Il Sud, rebus insoluto. Gianfranco Viesti, economista che insegna all’università di Bari e che ha solidi addentellati con il mainstream settentrionale (è stato allievo in Bocconi di Fabrizio Onida e fa parte dell’Associazione Il Mulino), al Forum di Confcommercio a Cernobbio fa un esercizio molto semplice. Legge i tempi medi di percorrenza per raggiungere in treno, dalla sua Bari, altri centri nevralgici del Mezzogiorno. Da Bari a Napoli, tre ore e quarantasei minuti di percorrenza. Si va ai settanta all’ora.

Da Bari a Catanzaro, otto ore e quattordici minuti di viaggio. Si va ai quaranta all’ora. Clemente Fuest, economista tedesco ospite della stessa sessione a Villa d’Este, guarda Viesti allibito.
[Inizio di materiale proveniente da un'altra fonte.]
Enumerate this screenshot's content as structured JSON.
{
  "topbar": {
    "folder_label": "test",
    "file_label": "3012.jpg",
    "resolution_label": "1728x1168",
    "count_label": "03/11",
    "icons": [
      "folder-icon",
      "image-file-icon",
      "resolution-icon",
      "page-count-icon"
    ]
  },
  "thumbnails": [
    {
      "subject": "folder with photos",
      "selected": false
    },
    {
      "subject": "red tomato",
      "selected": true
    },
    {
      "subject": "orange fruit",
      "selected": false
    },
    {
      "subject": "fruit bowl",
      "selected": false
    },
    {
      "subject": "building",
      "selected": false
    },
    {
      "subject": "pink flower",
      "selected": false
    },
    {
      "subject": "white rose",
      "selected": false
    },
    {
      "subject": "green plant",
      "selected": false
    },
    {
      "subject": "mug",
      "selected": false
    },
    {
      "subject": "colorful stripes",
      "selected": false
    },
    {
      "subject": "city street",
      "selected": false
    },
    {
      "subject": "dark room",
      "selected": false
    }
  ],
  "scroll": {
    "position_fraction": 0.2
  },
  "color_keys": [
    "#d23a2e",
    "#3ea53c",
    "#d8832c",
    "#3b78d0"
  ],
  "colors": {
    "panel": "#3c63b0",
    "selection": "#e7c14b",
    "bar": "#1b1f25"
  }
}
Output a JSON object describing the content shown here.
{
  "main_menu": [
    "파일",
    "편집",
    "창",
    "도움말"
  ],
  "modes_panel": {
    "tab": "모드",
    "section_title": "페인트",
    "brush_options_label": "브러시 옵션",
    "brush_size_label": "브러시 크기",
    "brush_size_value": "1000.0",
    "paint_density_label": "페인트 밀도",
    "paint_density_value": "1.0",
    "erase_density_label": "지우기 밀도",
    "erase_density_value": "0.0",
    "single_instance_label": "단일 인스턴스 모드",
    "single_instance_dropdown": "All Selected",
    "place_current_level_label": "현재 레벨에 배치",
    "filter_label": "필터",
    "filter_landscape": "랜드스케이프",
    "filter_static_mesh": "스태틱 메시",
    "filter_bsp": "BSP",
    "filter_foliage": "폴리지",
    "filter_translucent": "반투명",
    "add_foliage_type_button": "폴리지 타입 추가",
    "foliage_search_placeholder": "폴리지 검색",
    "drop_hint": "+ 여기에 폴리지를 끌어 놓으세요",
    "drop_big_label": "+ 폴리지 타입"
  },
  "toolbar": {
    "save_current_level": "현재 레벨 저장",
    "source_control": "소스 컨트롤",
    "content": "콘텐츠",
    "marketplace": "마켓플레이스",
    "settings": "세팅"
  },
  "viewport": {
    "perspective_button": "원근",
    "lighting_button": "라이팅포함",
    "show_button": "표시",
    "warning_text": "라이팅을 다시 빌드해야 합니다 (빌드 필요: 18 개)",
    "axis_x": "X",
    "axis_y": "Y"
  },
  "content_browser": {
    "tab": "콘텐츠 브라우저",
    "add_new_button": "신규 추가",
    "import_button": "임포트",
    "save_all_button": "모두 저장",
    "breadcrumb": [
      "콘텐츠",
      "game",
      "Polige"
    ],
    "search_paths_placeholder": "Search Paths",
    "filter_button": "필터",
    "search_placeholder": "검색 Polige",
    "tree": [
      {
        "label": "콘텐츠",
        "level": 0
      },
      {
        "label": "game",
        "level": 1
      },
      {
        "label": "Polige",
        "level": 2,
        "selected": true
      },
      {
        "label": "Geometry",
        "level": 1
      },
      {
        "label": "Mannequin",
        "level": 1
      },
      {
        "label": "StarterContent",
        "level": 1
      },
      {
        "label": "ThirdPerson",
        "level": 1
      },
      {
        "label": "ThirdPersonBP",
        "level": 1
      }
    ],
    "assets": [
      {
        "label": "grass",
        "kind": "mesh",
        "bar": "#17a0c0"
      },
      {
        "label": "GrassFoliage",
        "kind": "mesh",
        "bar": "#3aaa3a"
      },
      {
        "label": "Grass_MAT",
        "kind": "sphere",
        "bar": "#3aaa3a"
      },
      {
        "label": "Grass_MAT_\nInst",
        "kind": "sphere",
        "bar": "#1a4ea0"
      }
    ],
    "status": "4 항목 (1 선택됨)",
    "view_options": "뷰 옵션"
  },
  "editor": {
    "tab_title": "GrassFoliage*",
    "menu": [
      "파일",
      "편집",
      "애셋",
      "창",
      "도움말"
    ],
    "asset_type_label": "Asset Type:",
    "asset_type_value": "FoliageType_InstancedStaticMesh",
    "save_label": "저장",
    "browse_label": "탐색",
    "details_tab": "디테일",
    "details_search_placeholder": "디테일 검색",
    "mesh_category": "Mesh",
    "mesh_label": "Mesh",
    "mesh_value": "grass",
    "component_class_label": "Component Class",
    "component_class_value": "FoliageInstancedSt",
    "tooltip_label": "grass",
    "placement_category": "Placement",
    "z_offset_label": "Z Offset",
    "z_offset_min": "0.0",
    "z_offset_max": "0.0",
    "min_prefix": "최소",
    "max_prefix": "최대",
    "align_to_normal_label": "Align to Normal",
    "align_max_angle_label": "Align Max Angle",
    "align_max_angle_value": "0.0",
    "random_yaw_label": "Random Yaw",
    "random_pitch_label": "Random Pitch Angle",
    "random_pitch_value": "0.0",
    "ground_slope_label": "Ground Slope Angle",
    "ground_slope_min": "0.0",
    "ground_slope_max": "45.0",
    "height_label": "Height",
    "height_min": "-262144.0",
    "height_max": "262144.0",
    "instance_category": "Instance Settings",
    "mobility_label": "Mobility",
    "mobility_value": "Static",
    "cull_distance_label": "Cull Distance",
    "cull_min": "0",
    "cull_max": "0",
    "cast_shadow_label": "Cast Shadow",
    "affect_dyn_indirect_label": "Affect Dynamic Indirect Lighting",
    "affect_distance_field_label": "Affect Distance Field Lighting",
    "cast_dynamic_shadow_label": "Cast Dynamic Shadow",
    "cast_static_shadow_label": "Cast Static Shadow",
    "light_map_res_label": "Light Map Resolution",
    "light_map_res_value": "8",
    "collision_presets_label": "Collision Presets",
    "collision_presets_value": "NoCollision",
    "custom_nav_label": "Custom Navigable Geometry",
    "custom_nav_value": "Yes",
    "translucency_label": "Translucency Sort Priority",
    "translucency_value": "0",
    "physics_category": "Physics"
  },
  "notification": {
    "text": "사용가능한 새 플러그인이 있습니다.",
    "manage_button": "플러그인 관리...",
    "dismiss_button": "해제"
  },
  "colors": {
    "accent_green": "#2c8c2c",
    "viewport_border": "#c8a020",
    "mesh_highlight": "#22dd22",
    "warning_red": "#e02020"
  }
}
Il Sud, nella rappresentazione statistica della Svimez, dell’Istat e della Banca d’Italia, ha un profilo quantitativo sempre più deteriorato. Dal 2008, il divario fra il Nord e il Sud si è allargato in misura considerevole. Il risultato è, per il Mezzogiorno, il rischio di una deriva greca. Con un rimbalzo potenzialmente assai negativo per tutto il Paese.

«L’economia del Mezzogiorno – osserva Viesti – è incompleta. La naturale propensione a integrarsi con le altre economie ha, nel caso del Sud rispetto al Nord, una profondità rilevante. Un punto di Pil del Sud attiva 0,4 punti di Pil del Nord». Dunque, la deriva del Mezzogiorno ha effetti sistemici gravi su tutta l’Italia. Il giochino di Viesti, che offre uno spaccato sul Sud realizzato semplicemente scaricando dal sito delle Ferrovie dello Stato gli orari e i termini di percorrenza fra Bari e Napoli e fra Bari e Catanzaro, serve per capire il grado di deterioramento della geografia – economica, sociale e infrastrutturale – del Sud Italia.

«Se vogliamo dare al Mezzogiorno un futuro – riflette Viesti – dobbiamo provare a orientare lo sviluppo economico sui servizi e soprattutto dobbiamo ragionare in termini di sistema». Il vecchio schema manifatturiero di stampo novecentesco non si può più ripetere. Non ci sono più le condizioni storiche. E ha comunque un grado di complessità differente da quello che serve adesso. «Fabbricare automobili a Pomigliano d’Arco e a Melfi – dice Viesti – ha un grado di complessità limitato alla gestione delle fabbriche, alla logistica e all’approntamento di un minimo di rete di subfornitura. La costruzione di una cultura dei servizi, per esempio nel turismo, è assai più articolata. Devi elaborare un sistema dei valori. Devi sostenere un sistema dell’accoglienza. Devi creare un sistema dei collegamenti, appunto con la rete di trasporto composta dai treni che si integri con gli aeroporti collegati a loro volta con gli hub internazionali. Devi rendere fertile il sistema dell’impresa». La soluzione - o almeno il tentativo di soluzione – del rebus Sud – e dunque del rebus Italia - passa anche da qui.